An old Missouri deed for forty acres of land is a good illustration of legal verbiage. It conveys “all and singular—appurtenances, appendages, advowsons, benefits, commons, curtilages, cow-houses, corncribs, dairies, dovecotes, easements, emoluments, freeholds, features, furniture, fixtures, gardens, homestalls, improvements, immunities, limekilns, meadows, marshes, mines, minerals, orchards, parks, pleasure grounds, pigeon houses, pigstyes, quarries, remainders, reversions, rents, rights, ways, water courses, windmills, together with every other necessary right, immunity, privilege and advantage of whatsoever name, nature or description.”
Prayers Constructed with Elaborate Skill
Dean Goulburn points out that the words employed in the Collects in the Book of Common Prayer are the purest and best English known, “representing to us our language when it was in full vigor and just about reaching its prime;” and that in the arrangement of the words, the balancing of clauses, and the giving unity to the whole composition, the composers and translators have been as happy as in their choice of words. “Let any one,” he adds, “try to write (say) an epitaph with as much unity of design, as much point, as much elegance, and as much brevity as the Collects are written with, and in proportion to the difficulty which he finds in achieving such a task will the elaborate skill with which these prayers have been constructed rise in his estimation.” Dean Goulburn has not exaggerated the rhythmical movement and the singular felicity of expression which mark the Collects; indeed, one has only to compare them with the prayers published on special occasions by modern archbishops, or with any modern forms of prayer, to see their superiority, not only in choice of language, but in compression of thought.
Its
The word ITS, the possessive case of the neuter pronoun it, originally written his, appears neither in Cruden’s nor in Young’s Concordance. It was not known to the translators of King James’ version of the Bible, who had to resort to circumlocution for want of that little pronoun.
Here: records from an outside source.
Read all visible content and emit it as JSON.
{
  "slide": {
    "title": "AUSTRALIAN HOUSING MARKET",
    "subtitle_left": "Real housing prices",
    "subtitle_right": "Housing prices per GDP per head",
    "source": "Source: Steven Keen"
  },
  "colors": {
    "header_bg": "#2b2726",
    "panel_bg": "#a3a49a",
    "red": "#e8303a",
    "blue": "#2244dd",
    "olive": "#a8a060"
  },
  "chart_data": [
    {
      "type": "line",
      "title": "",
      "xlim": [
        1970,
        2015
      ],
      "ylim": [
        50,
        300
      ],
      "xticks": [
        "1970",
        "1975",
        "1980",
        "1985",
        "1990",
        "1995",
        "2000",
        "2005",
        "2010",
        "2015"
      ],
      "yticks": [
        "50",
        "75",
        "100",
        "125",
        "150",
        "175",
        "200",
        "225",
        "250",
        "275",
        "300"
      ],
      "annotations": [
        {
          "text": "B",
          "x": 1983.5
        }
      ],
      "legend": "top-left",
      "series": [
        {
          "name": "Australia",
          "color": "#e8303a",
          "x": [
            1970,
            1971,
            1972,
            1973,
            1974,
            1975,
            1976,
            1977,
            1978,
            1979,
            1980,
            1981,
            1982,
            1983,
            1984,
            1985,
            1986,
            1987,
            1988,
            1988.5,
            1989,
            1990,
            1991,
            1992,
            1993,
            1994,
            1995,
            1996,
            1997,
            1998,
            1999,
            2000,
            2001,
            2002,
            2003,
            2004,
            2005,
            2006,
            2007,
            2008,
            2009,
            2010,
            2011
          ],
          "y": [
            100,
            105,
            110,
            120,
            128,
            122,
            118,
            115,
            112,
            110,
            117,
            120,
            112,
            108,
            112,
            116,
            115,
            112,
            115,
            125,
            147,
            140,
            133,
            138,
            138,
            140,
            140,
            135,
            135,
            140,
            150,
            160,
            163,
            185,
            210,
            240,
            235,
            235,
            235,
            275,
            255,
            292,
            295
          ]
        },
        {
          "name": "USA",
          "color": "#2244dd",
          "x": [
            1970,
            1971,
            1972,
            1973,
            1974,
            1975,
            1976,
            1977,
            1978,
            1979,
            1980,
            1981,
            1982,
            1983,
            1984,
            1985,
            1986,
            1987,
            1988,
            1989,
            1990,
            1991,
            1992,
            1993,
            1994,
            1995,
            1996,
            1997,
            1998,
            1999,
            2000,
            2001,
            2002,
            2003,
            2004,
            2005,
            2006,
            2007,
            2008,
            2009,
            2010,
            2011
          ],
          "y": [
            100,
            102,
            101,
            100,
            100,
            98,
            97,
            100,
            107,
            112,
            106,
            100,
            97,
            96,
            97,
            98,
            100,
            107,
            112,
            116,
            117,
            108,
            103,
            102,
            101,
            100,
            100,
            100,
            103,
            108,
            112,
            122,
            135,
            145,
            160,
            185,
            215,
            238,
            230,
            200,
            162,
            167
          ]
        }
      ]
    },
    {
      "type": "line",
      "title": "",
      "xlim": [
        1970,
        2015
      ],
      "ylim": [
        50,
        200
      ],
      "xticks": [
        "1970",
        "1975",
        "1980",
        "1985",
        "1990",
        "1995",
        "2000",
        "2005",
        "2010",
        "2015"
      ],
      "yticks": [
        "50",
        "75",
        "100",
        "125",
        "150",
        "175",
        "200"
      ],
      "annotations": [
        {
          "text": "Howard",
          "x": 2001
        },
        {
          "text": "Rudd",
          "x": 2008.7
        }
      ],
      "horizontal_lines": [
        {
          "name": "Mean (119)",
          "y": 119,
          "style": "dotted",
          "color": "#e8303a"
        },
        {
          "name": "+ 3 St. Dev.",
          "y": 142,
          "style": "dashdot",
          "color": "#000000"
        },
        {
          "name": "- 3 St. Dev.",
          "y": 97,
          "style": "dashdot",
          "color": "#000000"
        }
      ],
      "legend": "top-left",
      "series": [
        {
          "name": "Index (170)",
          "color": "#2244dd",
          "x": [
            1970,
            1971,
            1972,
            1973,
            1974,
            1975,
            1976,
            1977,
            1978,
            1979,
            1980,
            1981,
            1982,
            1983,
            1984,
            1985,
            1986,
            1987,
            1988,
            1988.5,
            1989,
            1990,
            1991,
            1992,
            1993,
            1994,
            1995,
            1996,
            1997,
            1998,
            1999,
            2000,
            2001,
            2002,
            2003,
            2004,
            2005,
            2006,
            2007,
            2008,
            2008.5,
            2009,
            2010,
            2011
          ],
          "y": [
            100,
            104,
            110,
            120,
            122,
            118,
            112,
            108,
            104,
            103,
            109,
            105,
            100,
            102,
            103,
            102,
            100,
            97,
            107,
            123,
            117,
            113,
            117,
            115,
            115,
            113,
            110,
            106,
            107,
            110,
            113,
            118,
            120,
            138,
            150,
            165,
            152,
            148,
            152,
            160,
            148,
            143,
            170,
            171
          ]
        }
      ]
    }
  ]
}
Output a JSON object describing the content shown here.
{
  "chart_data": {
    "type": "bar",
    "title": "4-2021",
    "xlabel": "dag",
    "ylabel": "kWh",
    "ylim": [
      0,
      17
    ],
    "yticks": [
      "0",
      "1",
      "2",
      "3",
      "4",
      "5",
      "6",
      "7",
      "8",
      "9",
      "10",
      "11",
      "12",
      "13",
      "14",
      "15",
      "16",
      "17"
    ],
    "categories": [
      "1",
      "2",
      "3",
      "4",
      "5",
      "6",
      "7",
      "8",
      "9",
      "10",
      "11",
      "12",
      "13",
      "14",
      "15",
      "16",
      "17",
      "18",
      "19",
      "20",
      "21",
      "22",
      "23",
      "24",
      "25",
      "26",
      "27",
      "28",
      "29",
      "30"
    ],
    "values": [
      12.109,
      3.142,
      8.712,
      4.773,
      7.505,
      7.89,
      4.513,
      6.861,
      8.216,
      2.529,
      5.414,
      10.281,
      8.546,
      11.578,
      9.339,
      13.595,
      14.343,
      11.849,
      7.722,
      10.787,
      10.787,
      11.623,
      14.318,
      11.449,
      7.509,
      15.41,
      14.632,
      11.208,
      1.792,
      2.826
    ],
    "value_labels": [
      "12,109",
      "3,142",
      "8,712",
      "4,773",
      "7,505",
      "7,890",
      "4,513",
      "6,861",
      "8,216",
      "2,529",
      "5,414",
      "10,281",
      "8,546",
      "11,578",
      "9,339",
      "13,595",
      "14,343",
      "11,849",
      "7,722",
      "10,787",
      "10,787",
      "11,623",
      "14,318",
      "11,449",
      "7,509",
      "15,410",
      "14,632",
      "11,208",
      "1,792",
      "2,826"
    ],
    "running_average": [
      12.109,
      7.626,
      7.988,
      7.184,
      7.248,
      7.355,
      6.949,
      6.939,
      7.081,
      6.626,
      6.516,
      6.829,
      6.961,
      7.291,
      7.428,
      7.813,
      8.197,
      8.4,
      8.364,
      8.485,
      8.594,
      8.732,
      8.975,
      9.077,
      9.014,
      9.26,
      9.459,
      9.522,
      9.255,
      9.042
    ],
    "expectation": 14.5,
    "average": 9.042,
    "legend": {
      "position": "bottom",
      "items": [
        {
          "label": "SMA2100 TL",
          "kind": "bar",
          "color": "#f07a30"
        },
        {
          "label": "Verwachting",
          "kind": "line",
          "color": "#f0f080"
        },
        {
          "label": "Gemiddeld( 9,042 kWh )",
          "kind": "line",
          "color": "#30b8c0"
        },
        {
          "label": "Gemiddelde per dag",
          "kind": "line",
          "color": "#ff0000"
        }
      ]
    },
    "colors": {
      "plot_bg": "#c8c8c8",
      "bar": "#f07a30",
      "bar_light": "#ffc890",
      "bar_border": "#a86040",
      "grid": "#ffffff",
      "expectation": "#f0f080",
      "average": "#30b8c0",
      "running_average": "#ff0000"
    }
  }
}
It has been assumed, therefore, that it is not to be found in the Sacred Scriptures. Nevertheless, it occurs in the fifth verse of the twenty-fifth chapter of Leviticus, as follows:
“That which groweth of its own accord of thy harvest thou shalt not reap.”
Rough
Dickens, in “All the Year Round,” objects to the “softening of ruffian into rough, which has lately become popular.” Yet the use of the noun rough as applied to a coarse, violent, riotous fellow, a bully, instead of being a recent creation, dates back to the Elizabethan period. In Motley’s “History of the United Netherlands” in the description of the death of Queen Elizabeth (iv. 183), we are told:
“The great queen, moody, despairing, dying, wrapt in profoundest thought, with eyes fixed upon the ground or already gazing into infinity, was besought by the counsellors around her to name the man to whom she chose that the crown should devolve. ‘Not to a Rough,’ said Elizabeth, sententiously and grimly.”